Cold Lake Art Smith Aviation Academy honours National Indigenous Peoples Day

Madison Strong, the coordinator of Indigenous Day activities and a Grade 4 English teacher, shared insights into the event.

“We've been doing it for the last three years. I would say our principal was the first kind of push to start this day and we formed a committee. Our first day was quite big, like we did an opening ceremony, invited people from the base, and had lots of elders come from Cold Lake First Nations to help us out. We took a lot of the teachings that day to apply and continue this,” Strong explained.

The event featured various activities for students.

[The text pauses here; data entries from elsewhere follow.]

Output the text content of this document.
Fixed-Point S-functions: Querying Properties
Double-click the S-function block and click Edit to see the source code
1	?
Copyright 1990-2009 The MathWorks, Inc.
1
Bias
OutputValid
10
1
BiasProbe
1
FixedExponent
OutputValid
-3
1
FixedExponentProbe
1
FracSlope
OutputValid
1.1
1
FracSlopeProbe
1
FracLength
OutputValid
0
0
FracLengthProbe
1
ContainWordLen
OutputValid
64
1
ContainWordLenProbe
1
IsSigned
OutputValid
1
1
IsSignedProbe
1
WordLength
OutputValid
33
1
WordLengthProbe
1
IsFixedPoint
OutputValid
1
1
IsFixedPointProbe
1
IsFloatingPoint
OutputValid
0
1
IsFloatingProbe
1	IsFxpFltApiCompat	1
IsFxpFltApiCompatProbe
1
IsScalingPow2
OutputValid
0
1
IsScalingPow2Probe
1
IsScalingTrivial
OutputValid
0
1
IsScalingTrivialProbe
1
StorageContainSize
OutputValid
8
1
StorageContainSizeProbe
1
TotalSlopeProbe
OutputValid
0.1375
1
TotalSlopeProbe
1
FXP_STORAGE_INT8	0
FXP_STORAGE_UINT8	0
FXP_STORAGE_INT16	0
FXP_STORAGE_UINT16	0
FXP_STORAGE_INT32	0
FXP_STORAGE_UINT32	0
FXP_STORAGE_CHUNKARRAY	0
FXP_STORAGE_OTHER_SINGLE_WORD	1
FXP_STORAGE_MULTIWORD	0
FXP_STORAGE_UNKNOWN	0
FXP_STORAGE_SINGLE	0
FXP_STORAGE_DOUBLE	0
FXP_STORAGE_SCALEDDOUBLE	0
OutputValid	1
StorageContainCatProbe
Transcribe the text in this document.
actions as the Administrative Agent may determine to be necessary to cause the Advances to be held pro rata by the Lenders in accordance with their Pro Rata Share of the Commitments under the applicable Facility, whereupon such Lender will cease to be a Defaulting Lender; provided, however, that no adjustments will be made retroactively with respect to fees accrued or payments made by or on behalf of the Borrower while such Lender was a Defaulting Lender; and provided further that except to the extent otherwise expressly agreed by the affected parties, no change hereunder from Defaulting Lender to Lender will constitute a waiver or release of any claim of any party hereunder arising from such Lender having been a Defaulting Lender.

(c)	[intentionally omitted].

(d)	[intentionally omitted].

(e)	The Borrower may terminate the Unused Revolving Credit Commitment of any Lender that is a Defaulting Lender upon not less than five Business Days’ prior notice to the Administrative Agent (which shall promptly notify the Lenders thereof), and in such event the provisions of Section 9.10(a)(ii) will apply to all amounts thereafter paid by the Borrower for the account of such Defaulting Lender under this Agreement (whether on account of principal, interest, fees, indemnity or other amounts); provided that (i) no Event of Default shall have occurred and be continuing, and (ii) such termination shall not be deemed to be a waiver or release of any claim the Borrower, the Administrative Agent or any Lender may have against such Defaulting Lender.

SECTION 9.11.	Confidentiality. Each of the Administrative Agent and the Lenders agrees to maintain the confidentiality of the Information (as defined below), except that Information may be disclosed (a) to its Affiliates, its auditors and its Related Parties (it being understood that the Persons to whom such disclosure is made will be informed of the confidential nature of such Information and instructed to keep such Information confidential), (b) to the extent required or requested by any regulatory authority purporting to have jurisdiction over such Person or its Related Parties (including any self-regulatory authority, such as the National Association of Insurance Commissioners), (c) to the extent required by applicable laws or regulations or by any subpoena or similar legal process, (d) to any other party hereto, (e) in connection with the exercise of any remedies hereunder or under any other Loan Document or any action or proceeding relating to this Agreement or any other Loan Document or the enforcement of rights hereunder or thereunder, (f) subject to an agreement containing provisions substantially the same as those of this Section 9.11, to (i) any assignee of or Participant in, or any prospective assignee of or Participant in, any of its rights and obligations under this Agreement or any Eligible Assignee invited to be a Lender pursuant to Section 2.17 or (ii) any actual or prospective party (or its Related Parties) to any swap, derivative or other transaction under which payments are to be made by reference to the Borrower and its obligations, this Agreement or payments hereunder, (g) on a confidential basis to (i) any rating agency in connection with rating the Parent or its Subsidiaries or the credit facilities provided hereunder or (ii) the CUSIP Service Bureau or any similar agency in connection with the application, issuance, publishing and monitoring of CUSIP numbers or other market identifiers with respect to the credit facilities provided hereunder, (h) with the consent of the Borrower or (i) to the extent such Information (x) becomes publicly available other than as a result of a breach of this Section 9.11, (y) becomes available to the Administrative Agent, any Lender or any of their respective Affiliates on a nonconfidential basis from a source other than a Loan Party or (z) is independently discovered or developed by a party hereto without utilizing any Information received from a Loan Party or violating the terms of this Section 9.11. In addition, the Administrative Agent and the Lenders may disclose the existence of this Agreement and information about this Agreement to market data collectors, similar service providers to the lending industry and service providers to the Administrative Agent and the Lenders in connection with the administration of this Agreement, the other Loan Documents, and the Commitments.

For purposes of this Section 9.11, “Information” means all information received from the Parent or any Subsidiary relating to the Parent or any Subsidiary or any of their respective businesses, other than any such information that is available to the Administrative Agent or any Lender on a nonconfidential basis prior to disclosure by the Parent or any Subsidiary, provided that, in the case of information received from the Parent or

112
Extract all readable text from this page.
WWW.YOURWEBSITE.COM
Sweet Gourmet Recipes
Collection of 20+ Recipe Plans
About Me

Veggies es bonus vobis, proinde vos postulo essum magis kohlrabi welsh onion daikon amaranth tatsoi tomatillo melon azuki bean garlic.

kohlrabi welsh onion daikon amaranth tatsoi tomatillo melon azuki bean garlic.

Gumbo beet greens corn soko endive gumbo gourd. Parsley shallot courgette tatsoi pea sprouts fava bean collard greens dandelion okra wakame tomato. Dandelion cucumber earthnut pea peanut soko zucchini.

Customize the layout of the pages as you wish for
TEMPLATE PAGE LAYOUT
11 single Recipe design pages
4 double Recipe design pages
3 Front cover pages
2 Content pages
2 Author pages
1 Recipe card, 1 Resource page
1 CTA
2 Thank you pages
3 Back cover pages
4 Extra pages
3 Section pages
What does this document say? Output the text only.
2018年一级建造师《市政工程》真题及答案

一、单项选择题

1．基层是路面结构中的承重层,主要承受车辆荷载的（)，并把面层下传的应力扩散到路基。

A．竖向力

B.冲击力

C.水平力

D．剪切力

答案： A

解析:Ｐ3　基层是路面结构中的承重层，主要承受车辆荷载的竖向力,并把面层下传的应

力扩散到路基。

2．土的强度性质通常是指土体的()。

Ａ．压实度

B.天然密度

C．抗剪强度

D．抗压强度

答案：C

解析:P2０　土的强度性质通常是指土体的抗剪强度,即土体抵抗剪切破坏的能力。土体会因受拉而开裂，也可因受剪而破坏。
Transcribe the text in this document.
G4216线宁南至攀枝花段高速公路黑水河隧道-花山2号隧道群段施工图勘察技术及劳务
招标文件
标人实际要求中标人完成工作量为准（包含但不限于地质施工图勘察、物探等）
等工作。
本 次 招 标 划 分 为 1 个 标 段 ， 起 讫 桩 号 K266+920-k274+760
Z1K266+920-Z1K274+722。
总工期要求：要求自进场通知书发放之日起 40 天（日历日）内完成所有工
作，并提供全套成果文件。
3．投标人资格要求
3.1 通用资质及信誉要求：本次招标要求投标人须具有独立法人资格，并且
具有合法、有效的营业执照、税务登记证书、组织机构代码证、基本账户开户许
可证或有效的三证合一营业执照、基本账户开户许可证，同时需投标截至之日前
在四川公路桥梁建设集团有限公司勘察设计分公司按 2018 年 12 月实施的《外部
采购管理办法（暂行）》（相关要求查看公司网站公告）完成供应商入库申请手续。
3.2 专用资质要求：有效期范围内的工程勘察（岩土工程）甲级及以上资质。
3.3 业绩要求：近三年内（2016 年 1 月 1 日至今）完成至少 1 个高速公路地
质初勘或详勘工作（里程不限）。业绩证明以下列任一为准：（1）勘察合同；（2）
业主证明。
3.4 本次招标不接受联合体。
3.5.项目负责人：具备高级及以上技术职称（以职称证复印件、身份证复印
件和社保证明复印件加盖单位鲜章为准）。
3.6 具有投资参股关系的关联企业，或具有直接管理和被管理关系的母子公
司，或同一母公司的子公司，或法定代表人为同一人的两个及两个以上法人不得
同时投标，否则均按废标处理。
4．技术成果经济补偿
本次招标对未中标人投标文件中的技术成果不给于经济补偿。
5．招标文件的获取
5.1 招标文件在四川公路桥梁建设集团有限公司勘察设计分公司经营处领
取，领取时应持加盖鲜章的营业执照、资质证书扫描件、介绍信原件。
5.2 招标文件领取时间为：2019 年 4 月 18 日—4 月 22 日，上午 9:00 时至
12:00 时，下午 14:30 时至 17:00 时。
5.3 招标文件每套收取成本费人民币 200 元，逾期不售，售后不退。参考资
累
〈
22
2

“They get to rotate through and see everything. Today, we're lucky to have some dancers coming. The whole school will get together as an assembly to watch the dancers and then finish up on their activities this afternoon,” said Strong. “We’ve made our groups so they’re mixed grades. So, we've got some little ones and some bigger helpers so we can all work together and support each other.”

Students engaged in activities such as Indigenous storybooks, crafts, and traditional games. One popular activity was the run and scream stick game.

“Kids decorate a stick, then race while screaming, placing their stick down where they run out of breath. They love it because it’s not often kids at school get to run and scream with sticks in their hands,” Strong said.

Art Smith Aviation Academy principal Andrea Farrell spoke to students as they gathered int he gym.

“You can see we have some very honoured guests as we celebrate Indigenous Peoples Day. This is part of our mission and our staff and communities' walk towards reconciliation. We're all working together to right the wrongs of the past and acknowledge the importance of this day.”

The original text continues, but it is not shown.